I had the same problem 10 minutes ago. I was using mysql statement something like this:
SELECT * FROM forms GROUP BY 'ID'; // returns only one row
However using the statement like the following would yeild same result:
SELECT ID FROM forms GROUP BY 'ID'; // returns only one row
The following was my solution:
SELECT ID FROM forms GROUP BY ID; // returns more than one row (with one column of field "ID") grouped by ID
or
SELECT * FROM forms GROUP BY ID; // returns more than one row (with columns of all fields) grouped by ID
or
SELECT * FROM forms GROUP BY `ID`; // returns more than one row (with columns of all fields) grouped by ID
Lesson: Donot use semicolon, i believe it does a stringtype search with colons. Remove colons from column name and it will group by its value. However you can use backtick escapes eg. ID
Thank you everyone for pointing out the obvious mistake I was too blind to see. I finally replaced GROUP BY with ORDER BY and included a WHERE clause to get my desired result. That is what I was intending to use all along. Silly me.
My final query becomes this-
SELECT * FROM forms WHERE GROUP='SomeGroup' ORDER BY 'GROUP'
SELECT * FROM forms GROUP BY `GROUP`
it's strange that your query does work
The above result is kind of correct, but not quite.
All columns you select, which are not part of the GROUP BY statement have to be aggregated by some function (list of aggregation function from the MySQL docu). Most often they are used together with numeric columns.

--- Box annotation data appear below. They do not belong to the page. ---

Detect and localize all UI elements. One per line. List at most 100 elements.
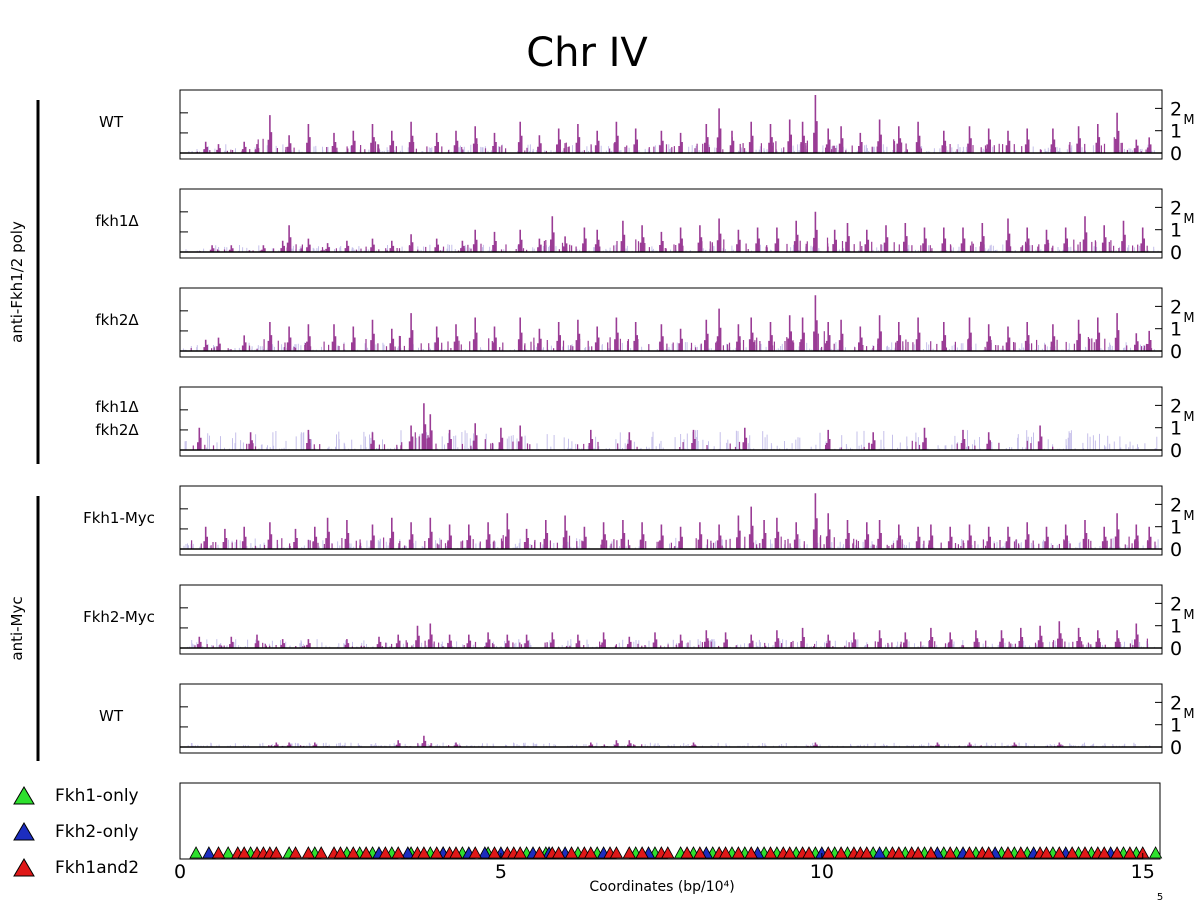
peak-bar <box>588 429 594 450</box>
group-label: anti-Fkh1/2 poly <box>8 221 26 343</box>
peak-bar <box>485 522 491 549</box>
x-axis-title: Coordinates (bp/10⁴) <box>589 879 734 895</box>
track-label: fkh1Δ <box>95 212 139 230</box>
peak-bar <box>453 324 459 351</box>
peak-bar <box>774 630 780 648</box>
peak-bar <box>973 630 979 648</box>
binding-site-marker <box>314 846 328 859</box>
binding-site-marker <box>1065 846 1079 859</box>
y-tick-label: 1 <box>1170 220 1182 242</box>
x-tick-label: 10 <box>810 861 834 883</box>
peak-bar <box>203 526 208 549</box>
binding-site-marker <box>622 846 636 859</box>
binding-site-marker <box>478 846 492 859</box>
y-unit-label: M <box>1183 509 1194 524</box>
peak-bar <box>466 524 472 549</box>
peak-bar <box>825 513 831 549</box>
peak-bar <box>845 223 850 252</box>
peak-bar <box>825 634 831 648</box>
peak-bar <box>986 526 991 549</box>
binding-site-marker <box>1078 846 1092 859</box>
binding-site-marker <box>564 846 579 859</box>
peak-bar <box>800 317 805 351</box>
peak-bar <box>915 526 921 549</box>
y-tick-label: 1 <box>1170 616 1182 638</box>
binding-site-marker <box>802 846 816 859</box>
peak-bar <box>280 240 285 252</box>
peak-bar <box>286 135 292 153</box>
legend-label: Fkh1-only <box>55 786 139 806</box>
peak-bar <box>556 322 561 351</box>
binding-site-marker <box>744 846 758 859</box>
binding-site-marker <box>680 846 694 859</box>
peak-bar <box>999 630 1004 648</box>
binding-site-marker <box>731 846 746 859</box>
group-1: anti-Myc <box>8 496 40 761</box>
peak-bar <box>614 740 619 747</box>
peak-bar <box>370 432 375 450</box>
peak-bar <box>1024 522 1030 549</box>
binding-site-marker <box>378 846 393 859</box>
x-axis: 0 5 10 15 <box>174 853 1155 883</box>
peak-bar <box>203 141 208 153</box>
peak-bar <box>376 636 382 648</box>
peak-bar <box>248 432 253 450</box>
peak-bar <box>1140 227 1145 252</box>
peak-bar <box>928 524 934 549</box>
y-tick-label: 2 <box>1170 692 1182 714</box>
legend-item-1: Fkh2-only <box>13 822 139 842</box>
binding-site-marker <box>532 846 547 859</box>
peak-bar <box>838 126 844 153</box>
y-tick-label: 2 <box>1170 296 1182 318</box>
y-unit-label: M <box>1183 707 1194 722</box>
peak-bar <box>851 632 857 648</box>
peak-bar <box>241 335 247 351</box>
peak-bar <box>428 517 433 549</box>
y-tick-label: 0 <box>1170 440 1182 462</box>
peak-bar <box>870 432 876 450</box>
peak-bar <box>716 524 722 549</box>
peak-bar <box>1134 623 1139 648</box>
peak-bar <box>947 526 953 549</box>
peak-bar <box>883 225 889 252</box>
peak-bar <box>594 229 600 252</box>
peak-bar <box>1063 524 1068 549</box>
peak-bar <box>652 632 658 648</box>
binding-site-marker <box>391 846 405 859</box>
binding-site-marker <box>763 846 778 859</box>
y-tick-label: 1 <box>1170 121 1182 143</box>
peak-bar <box>550 216 555 252</box>
binding-site-marker <box>1039 846 1054 859</box>
peak-bar <box>1134 333 1139 351</box>
binding-site-marker <box>962 846 977 859</box>
y-tick-label: 1 <box>1170 517 1182 539</box>
peak-bar <box>434 326 439 351</box>
legend-label: Fkh2-only <box>55 822 139 842</box>
peak-bar <box>742 427 748 450</box>
peak-bar <box>306 238 311 252</box>
track-label: Fkh2-Myc <box>83 608 155 626</box>
peak-bar <box>659 524 664 549</box>
peak-bar <box>498 427 504 450</box>
peak-bar <box>748 317 754 351</box>
peak-bar <box>197 427 202 450</box>
peak-bar <box>492 231 497 252</box>
track-label: fkh1Δ <box>95 398 139 416</box>
y-tick-label: 0 <box>1170 341 1182 363</box>
y-unit-label: M <box>1183 113 1194 128</box>
peak-bar <box>941 130 947 153</box>
legend-label: Fkh1and2 <box>55 858 139 878</box>
binding-site-marker <box>872 846 887 859</box>
x-tick-label: 0 <box>174 861 186 883</box>
peak-bar <box>678 328 683 351</box>
track-frame <box>179 683 1163 754</box>
track-frame <box>179 386 1163 457</box>
peak-bar <box>1037 425 1043 450</box>
peak-bar <box>627 636 632 648</box>
peak-bar <box>633 322 638 351</box>
peak-bar <box>575 634 581 648</box>
binding-site-marker <box>1123 846 1137 859</box>
binding-site-marker <box>401 846 415 859</box>
peak-bar <box>774 227 780 252</box>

Besides this, your query will return one output row for every (combination of) attributes in the columns referenced in the GROUP BY statement. In your case there is just one distinct value in the GROUP column, namely "SomeGroup", so the output will only contain one row for this value.
Group by clause should only be required if you have any group functions, say max, min, avg, sum, etc, applied in query expressions. Your query does not show any such functions. Meaning you actually not required a Group by clause. And if you still use such clause, you will receive only the first record from a grouped results.
Hence output on your query is perfect.
Query result is perfect; it will return only one row.